Présenté à Cannes en mai dernier, My magic est de ces films personnels et attachants que l’on rencontre par hasard et qui restent durablement dans un coin de la mémoire.
Francis est un homme détruit. Assis au bar, il commande et boit les verres de whisky avec une régularité de métronome. Sa femme l’a quitté et il noie son chagrin dans l’alcool depuis des années. Au point de laisser son fils de douze ans se débrouiller seul, malgré ses reproches répétés.

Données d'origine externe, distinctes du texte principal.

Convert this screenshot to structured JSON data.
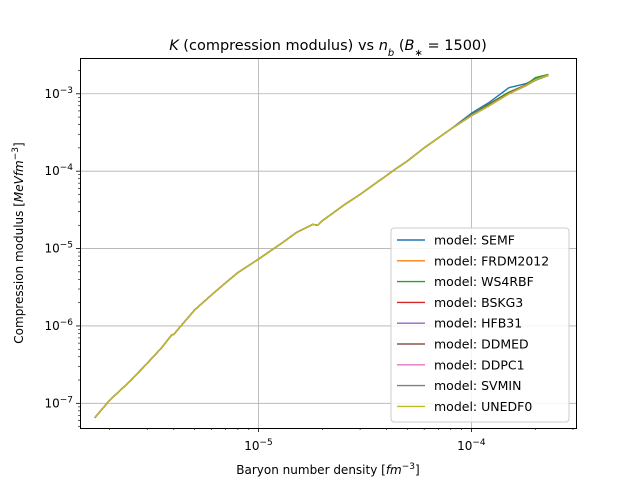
{
  "chart_data": {
    "type": "line",
    "title": "K (compression modulus) vs n_b (B_* = 1500)",
    "title_parts": {
      "k": "K",
      "middle": " (compression modulus) vs ",
      "n": "n",
      "n_sub": "b",
      "open": " (",
      "b": "B",
      "b_sub": "∗",
      "close": " = 1500)"
    },
    "xlabel": "Baryon number density [fm⁻³]",
    "xlabel_parts": {
      "text": "Baryon number density [",
      "unit": "fm",
      "exp": "−3",
      "close": "]"
    },
    "ylabel": "Compression modulus [MeVfm⁻³]",
    "ylabel_parts": {
      "text": "Compression modulus [",
      "unit": "MeVfm",
      "exp": "−3",
      "close": "]"
    },
    "x_scale": "log",
    "y_scale": "log",
    "xlim": [
      1.45e-06,
      0.00031
    ],
    "ylim": [
      4.8e-08,
      0.0029
    ],
    "x_ticks": [
      {
        "value": 1e-05,
        "base": "10",
        "exp": "−5"
      },
      {
        "value": 0.0001,
        "base": "10",
        "exp": "−4"
      }
    ],
    "y_ticks": [
      {
        "value": 1e-07,
        "base": "10",
        "exp": "−7"
      },
      {
        "value": 1e-06,
        "base": "10",
        "exp": "−6"
      },
      {
        "value": 1e-05,
        "base": "10",
        "exp": "−5"
      },
      {
        "value": 0.0001,
        "base": "10",
        "exp": "−4"
      },
      {
        "value": 0.001,
        "base": "10",
        "exp": "−3"
      }
    ],
    "grid": true,
    "legend_position": "lower right",
    "x": [
      1.7e-06,
      2e-06,
      2.5e-06,
      3e-06,
      3.5e-06,
      3.9e-06,
      4e-06,
      5e-06,
      6e-06,
      7e-06,
      8e-06,
      1e-05,
      1.3e-05,
      1.5e-05,
      1.8e-05,
      1.9e-05,
      2e-05,
      2.5e-05,
      3e-05,
      3.5e-05,
      4e-05,
      4.3e-05,
      5e-05,
      6e-05,
      7e-05,
      8e-05,
      0.0001,
      0.00012,
      0.00015,
      0.00018,
      0.0002,
      0.00023
    ],
    "series": [
      {
        "name": "model: SEMF",
        "color": "#1f77b4",
        "y": [
          6.5e-08,
          1.1e-07,
          1.95e-07,
          3.3e-07,
          5.2e-07,
          7.6e-07,
          7.8e-07,
          1.6e-06,
          2.5e-06,
          3.6e-06,
          4.9e-06,
          7.3e-06,
          1.2e-05,
          1.6e-05,
          2.05e-05,
          2e-05,
          2.3e-05,
          3.6e-05,
          5e-05,
          6.8e-05,
          8.8e-05,
          0.000102,
          0.000135,
          0.0002,
          0.00027,
          0.00035,
          0.00056,
          0.00076,
          0.0012,
          0.00135,
          0.00155,
          0.00175
        ]
      },
      {
        "name": "model: FRDM2012",
        "color": "#ff7f0e",
        "y": [
          6.5e-08,
          1.1e-07,
          1.95e-07,
          3.3e-07,
          5.2e-07,
          7.6e-07,
          7.8e-07,
          1.6e-06,
          2.5e-06,
          3.6e-06,
          4.9e-06,
          7.3e-06,
          1.2e-05,
          1.6e-05,
          2.05e-05,
          2e-05,
          2.3e-05,
          3.6e-05,
          5e-05,
          6.8e-05,
          8.8e-05,
          0.000102,
          0.000135,
          0.0002,
          0.00027,
          0.00035,
          0.00053,
          0.0007,
          0.001,
          0.0013,
          0.0015,
          0.00175
        ]
      },
      {
        "name": "model: WS4RBF",
        "color": "#2ca02c",
        "y": [
          6.5e-08,
          1.1e-07,
          1.95e-07,
          3.3e-07,
          5.2e-07,
          7.6e-07,
          7.8e-07,
          1.6e-06,
          2.5e-06,
          3.6e-06,
          4.9e-06,
          7.3e-06,
          1.2e-05,
          1.6e-05,
          2.05e-05,
          2e-05,
          2.3e-05,
          3.6e-05,
          5e-05,
          6.8e-05,
          8.8e-05,
          0.000102,
          0.000135,
          0.0002,
          0.00027,
          0.00035,
          0.00054,
          0.00073,
          0.00105,
          0.0013,
          0.00162,
          0.00178
        ]
      },
      {
        "name": "model: BSKG3",
        "color": "#d62728",
        "y": [
          6.5e-08,
          1.1e-07,
          1.95e-07,
          3.3e-07,
          5.2e-07,
          7.6e-07,
          7.8e-07,
          1.6e-06,
          2.5e-06,
          3.6e-06,
          4.9e-06,
          7.3e-06,
          1.2e-05,
          1.6e-05,
          2.05e-05,
          2e-05,
          2.3e-05,
          3.6e-05,
          5e-05,
          6.8e-05,
          8.8e-05,
          0.000102,
          0.000135,
          0.0002,
          0.00027,
          0.00035,
          0.00053,
          0.00071,
          0.00102,
          0.0013,
          0.00152,
          0.00175
        ]
      },
      {
        "name": "model: HFB31",
        "color": "#9467bd",
        "y": [
          6.5e-08,
          1.1e-07,
          1.95e-07,
          3.3e-07,
          5.2e-07,
          7.6e-07,
          7.8e-07,
          1.6e-06,
          2.5e-06,
          3.6e-06,
          4.9e-06,
          7.3e-06,
          1.2e-05,
          1.6e-05,
          2.05e-05,
          2e-05,
          2.3e-05,
          3.6e-05,
          5e-05,
          6.8e-05,
          8.8e-05,
          0.000102,
          0.000135,
          0.0002,
          0.00027,
          0.00035,
          0.00053,
          0.0007,
          0.001,
          0.00128,
          0.0015,
          0.00174
        ]
      },
      {
        "name": "model: DDMED",
        "color": "#8c564b",
        "y": [
          6.5e-08,
          1.1e-07,
          1.95e-07,
          3.3e-07,
          5.2e-07,
          7.6e-07,
          7.8e-07,
          1.6e-06,
          2.5e-06,
          3.6e-06,
          4.9e-06,
          7.3e-06,
          1.2e-05,
          1.6e-05,
          2.05e-05,
          2e-05,
          2.3e-05,
          3.6e-05,
          5e-05,
          6.8e-05,
          8.8e-05,
          0.000102,
          0.000135,
          0.0002,
          0.00027,
          0.00035,
          0.00052,
          0.00069,
          0.001,
          0.00127,
          0.0015,
          0.00173
        ]
      },
      {
        "name": "model: DDPC1",
        "color": "#e377c2",
        "y": [
          6.5e-08,
          1.1e-07,
          1.95e-07,
          3.3e-07,
          5.2e-07,
          7.6e-07,
          7.8e-07,
          1.6e-06,
          2.5e-06,
          3.6e-06,
          4.9e-06,
          7.3e-06,
          1.2e-05,
          1.6e-05,
          2.05e-05,
          2e-05,
          2.3e-05,
          3.6e-05,
          5e-05,
          6.8e-05,
          8.8e-05,
          0.000102,
          0.000135,
          0.0002,
          0.00027,
          0.00035,
          0.00052,
          0.00069,
          0.001,
          0.00127,
          0.0015,
          0.00173
        ]
      },
      {
        "name": "model: SVMIN",
        "color": "#7f7f7f",
        "y": [
          6.5e-08,
          1.1e-07,
          1.95e-07,
          3.3e-07,
          5.2e-07,
          7.6e-07,
          7.8e-07,
          1.6e-06,
          2.5e-06,
          3.6e-06,
          4.9e-06,
          7.3e-06,
          1.2e-05,
          1.6e-05,
          2.05e-05,
          2e-05,
          2.3e-05,
          3.6e-05,
          5e-05,
          6.8e-05,
          8.8e-05,
          0.000102,
          0.000135,
          0.0002,
          0.00027,
          0.00035,
          0.00052,
          0.00069,
          0.001,
          0.00127,
          0.0015,
          0.00173
        ]
      },
      {
        "name": "model: UNEDF0",
        "color": "#bcbd22",
        "y": [
          6.5e-08,
          1.1e-07,
          1.95e-07,
          3.3e-07,
          5.2e-07,
          7.6e-07,
          7.8e-07,
          1.6e-06,
          2.5e-06,
          3.6e-06,
          4.9e-06,
          7.3e-06,
          1.2e-05,
          1.6e-05,
          2.05e-05,
          2e-05,
          2.3e-05,
          3.6e-05,
          5e-05,
          6.8e-05,
          8.8e-05,
          0.000102,
          0.000135,
          0.0002,
          0.00027,
          0.00035,
          0.00052,
          0.00069,
          0.001,
          0.00128,
          0.00152,
          0.00174
        ]
      }
    ]
  }
}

Pourtant, dans un sursaut, Francis va renouer avec son ancien métier de magicien pour tenter de sortir d’une spirale fatale qui semble l’entraîner tout droit vers la déchéance, la misère et la mort.
Pour son cinquième film, Eric Khoo, réalisateur originaire de Singapour, avoue avoir été "inspiré" par La route, le dernier roman de Cormac McCarthy, dans lequel un père et son fils, seuls au monde, doivent se débrouiller pour survivre dans un environnement hostile. Comme dans le roman, Francis et son fils sont engagés dans une course pour la survie, menacés qu’ils sont par l’alcool pour le père et par des racketteurs au collège pour le fils.

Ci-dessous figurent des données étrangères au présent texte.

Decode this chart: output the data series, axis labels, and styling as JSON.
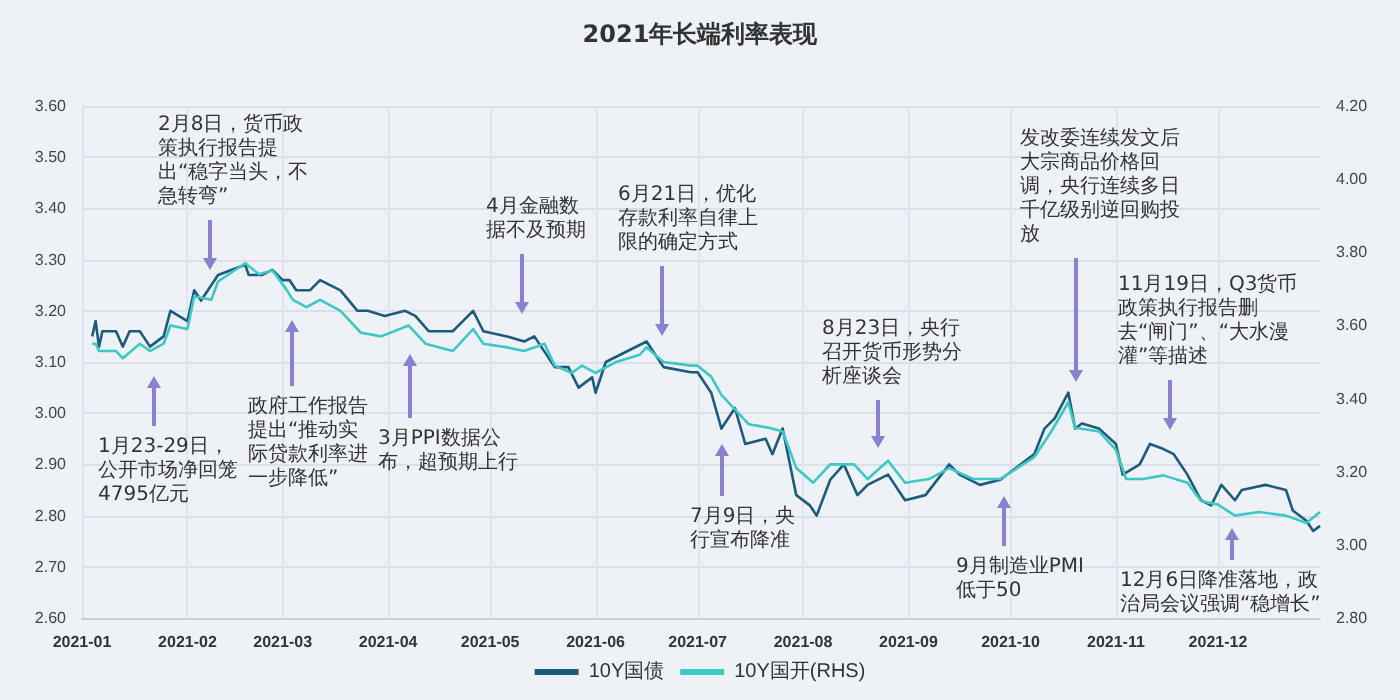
{
  "chart_data": {
    "type": "line",
    "title": "2021年长端利率表现",
    "xlim": [
      "2021-01-01",
      "2021-12-31"
    ],
    "xticks": [
      "2021-01",
      "2021-02",
      "2021-03",
      "2021-04",
      "2021-05",
      "2021-06",
      "2021-07",
      "2021-08",
      "2021-09",
      "2021-10",
      "2021-11",
      "2021-12"
    ],
    "ylim": [
      2.6,
      3.6
    ],
    "yticks": [
      {
        "value": 2.6,
        "label": "2.60"
      },
      {
        "value": 2.7,
        "label": "2.70"
      },
      {
        "value": 2.8,
        "label": "2.80"
      },
      {
        "value": 2.9,
        "label": "2.90"
      },
      {
        "value": 3.0,
        "label": "3.00"
      },
      {
        "value": 3.1,
        "label": "3.10"
      },
      {
        "value": 3.2,
        "label": "3.20"
      },
      {
        "value": 3.3,
        "label": "3.30"
      },
      {
        "value": 3.4,
        "label": "3.40"
      },
      {
        "value": 3.5,
        "label": "3.50"
      },
      {
        "value": 3.6,
        "label": "3.60"
      }
    ],
    "y2lim": [
      2.8,
      4.2
    ],
    "y2ticks": [
      {
        "value": 2.8,
        "label": "2.80"
      },
      {
        "value": 3.0,
        "label": "3.00"
      },
      {
        "value": 3.2,
        "label": "3.20"
      },
      {
        "value": 3.4,
        "label": "3.40"
      },
      {
        "value": 3.6,
        "label": "3.60"
      },
      {
        "value": 3.8,
        "label": "3.80"
      },
      {
        "value": 4.0,
        "label": "4.00"
      },
      {
        "value": 4.2,
        "label": "4.20"
      }
    ],
    "grid": true,
    "legend": "bottom",
    "marker": "none",
    "line_style": "solid",
    "series": [
      {
        "name": "10Y国债",
        "color": "#1d5b7c",
        "x": [
          "2021-01-04",
          "2021-01-05",
          "2021-01-06",
          "2021-01-07",
          "2021-01-11",
          "2021-01-13",
          "2021-01-15",
          "2021-01-18",
          "2021-01-21",
          "2021-01-25",
          "2021-01-27",
          "2021-02-01",
          "2021-02-03",
          "2021-02-05",
          "2021-02-08",
          "2021-02-10",
          "2021-02-18",
          "2021-02-19",
          "2021-02-23",
          "2021-02-26",
          "2021-03-01",
          "2021-03-03",
          "2021-03-05",
          "2021-03-09",
          "2021-03-12",
          "2021-03-18",
          "2021-03-23",
          "2021-03-26",
          "2021-03-31",
          "2021-04-06",
          "2021-04-09",
          "2021-04-13",
          "2021-04-20",
          "2021-04-26",
          "2021-04-29",
          "2021-05-06",
          "2021-05-11",
          "2021-05-14",
          "2021-05-20",
          "2021-05-24",
          "2021-05-27",
          "2021-05-31",
          "2021-06-01",
          "2021-06-04",
          "2021-06-10",
          "2021-06-16",
          "2021-06-21",
          "2021-06-29",
          "2021-07-01",
          "2021-07-05",
          "2021-07-08",
          "2021-07-12",
          "2021-07-15",
          "2021-07-21",
          "2021-07-23",
          "2021-07-26",
          "2021-07-30",
          "2021-08-03",
          "2021-08-05",
          "2021-08-09",
          "2021-08-13",
          "2021-08-17",
          "2021-08-20",
          "2021-08-26",
          "2021-08-31",
          "2021-09-06",
          "2021-09-13",
          "2021-09-16",
          "2021-09-22",
          "2021-09-28",
          "2021-10-08",
          "2021-10-11",
          "2021-10-14",
          "2021-10-18",
          "2021-10-20",
          "2021-10-22",
          "2021-10-27",
          "2021-11-01",
          "2021-11-03",
          "2021-11-08",
          "2021-11-11",
          "2021-11-15",
          "2021-11-18",
          "2021-11-22",
          "2021-11-26",
          "2021-11-29",
          "2021-12-02",
          "2021-12-06",
          "2021-12-08",
          "2021-12-15",
          "2021-12-21",
          "2021-12-23",
          "2021-12-27",
          "2021-12-29",
          "2021-12-31"
        ],
        "values": [
          3.15,
          3.18,
          3.13,
          3.16,
          3.16,
          3.13,
          3.16,
          3.16,
          3.13,
          3.15,
          3.2,
          3.18,
          3.24,
          3.22,
          3.25,
          3.27,
          3.29,
          3.27,
          3.27,
          3.28,
          3.26,
          3.26,
          3.24,
          3.24,
          3.26,
          3.24,
          3.2,
          3.2,
          3.19,
          3.2,
          3.19,
          3.16,
          3.16,
          3.2,
          3.16,
          3.15,
          3.14,
          3.15,
          3.09,
          3.09,
          3.05,
          3.07,
          3.04,
          3.1,
          3.12,
          3.14,
          3.09,
          3.08,
          3.08,
          3.04,
          2.97,
          3.01,
          2.94,
          2.95,
          2.92,
          2.97,
          2.84,
          2.82,
          2.8,
          2.87,
          2.9,
          2.84,
          2.86,
          2.88,
          2.83,
          2.84,
          2.9,
          2.88,
          2.86,
          2.87,
          2.92,
          2.97,
          2.99,
          3.04,
          2.97,
          2.98,
          2.97,
          2.94,
          2.88,
          2.9,
          2.94,
          2.93,
          2.92,
          2.88,
          2.83,
          2.82,
          2.86,
          2.83,
          2.85,
          2.86,
          2.85,
          2.81,
          2.79,
          2.77,
          2.78
        ]
      },
      {
        "name": "10Y国开(RHS)",
        "color": "#3cc8c4",
        "axis": "y2",
        "x": [
          "2021-01-04",
          "2021-01-05",
          "2021-01-06",
          "2021-01-11",
          "2021-01-13",
          "2021-01-18",
          "2021-01-21",
          "2021-01-25",
          "2021-01-27",
          "2021-02-01",
          "2021-02-03",
          "2021-02-08",
          "2021-02-10",
          "2021-02-18",
          "2021-02-22",
          "2021-02-26",
          "2021-03-02",
          "2021-03-04",
          "2021-03-08",
          "2021-03-12",
          "2021-03-18",
          "2021-03-24",
          "2021-03-30",
          "2021-04-07",
          "2021-04-12",
          "2021-04-20",
          "2021-04-26",
          "2021-04-29",
          "2021-05-06",
          "2021-05-11",
          "2021-05-17",
          "2021-05-20",
          "2021-05-25",
          "2021-05-28",
          "2021-06-01",
          "2021-06-07",
          "2021-06-14",
          "2021-06-16",
          "2021-06-21",
          "2021-06-29",
          "2021-07-01",
          "2021-07-05",
          "2021-07-08",
          "2021-07-13",
          "2021-07-16",
          "2021-07-22",
          "2021-07-26",
          "2021-07-30",
          "2021-08-04",
          "2021-08-09",
          "2021-08-16",
          "2021-08-20",
          "2021-08-26",
          "2021-08-31",
          "2021-09-07",
          "2021-09-13",
          "2021-09-20",
          "2021-09-28",
          "2021-10-08",
          "2021-10-13",
          "2021-10-18",
          "2021-10-20",
          "2021-10-27",
          "2021-11-01",
          "2021-11-04",
          "2021-11-09",
          "2021-11-15",
          "2021-11-22",
          "2021-11-26",
          "2021-12-01",
          "2021-12-06",
          "2021-12-13",
          "2021-12-21",
          "2021-12-27",
          "2021-12-31"
        ],
        "values": [
          3.55,
          3.55,
          3.53,
          3.53,
          3.51,
          3.55,
          3.53,
          3.55,
          3.6,
          3.59,
          3.68,
          3.67,
          3.72,
          3.77,
          3.74,
          3.75,
          3.7,
          3.67,
          3.65,
          3.67,
          3.64,
          3.58,
          3.57,
          3.6,
          3.55,
          3.53,
          3.59,
          3.55,
          3.54,
          3.53,
          3.55,
          3.49,
          3.47,
          3.49,
          3.47,
          3.5,
          3.52,
          3.54,
          3.5,
          3.49,
          3.49,
          3.46,
          3.41,
          3.36,
          3.33,
          3.32,
          3.31,
          3.21,
          3.17,
          3.22,
          3.22,
          3.18,
          3.23,
          3.17,
          3.18,
          3.21,
          3.18,
          3.18,
          3.24,
          3.31,
          3.39,
          3.32,
          3.31,
          3.26,
          3.18,
          3.18,
          3.19,
          3.17,
          3.12,
          3.11,
          3.08,
          3.09,
          3.08,
          3.06,
          3.09
        ]
      }
    ],
    "annotations": [
      "1月23-29日，公开市场净回笼4795亿元",
      "2月8日，货币政策执行报告提出“稳字当头，不急转弯”",
      "政府工作报告提出“推动实际贷款利率进一步降低”",
      "3月PPI数据公布，超预期上行",
      "4月金融数据不及预期",
      "6月21日，优化存款利率自律上限的确定方式",
      "7月9日，央行宣布降准",
      "8月23日，央行召开货币形势分析座谈会",
      "9月制造业PMI低于50",
      "发改委连续发文后大宗商品价格回调，央行连续多日千亿级别逆回购投放",
      "11月19日，Q3货币政策执行报告删去“闸门”、“大水漫灌”等描述",
      "12月6日降准落地，政治局会议强调“稳增长”"
    ]
  }
}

Si le sujet est minimaliste (comme l’est celui de La route), la réalisation sombre et chaleureuse d’Eric Khoo transforme en fable de la rédemption une chronique qui aurait pu n’être que sordide. L’amour de/pour ses personnages transparaît à chaque plan, jusque dans ceux au cours desquels Francis Bosco, "véritable" magicien de son état, s’adonne à des pratiques extrêmes qui glacent le sang : verre mangé, lames de rasoir avalées, bras ou langue transpercés...
Sans parler de beauté formelle, My magic est dépositaire d’un onirisme désespéré et émouvant qui touche juste. Qui touche au coeur.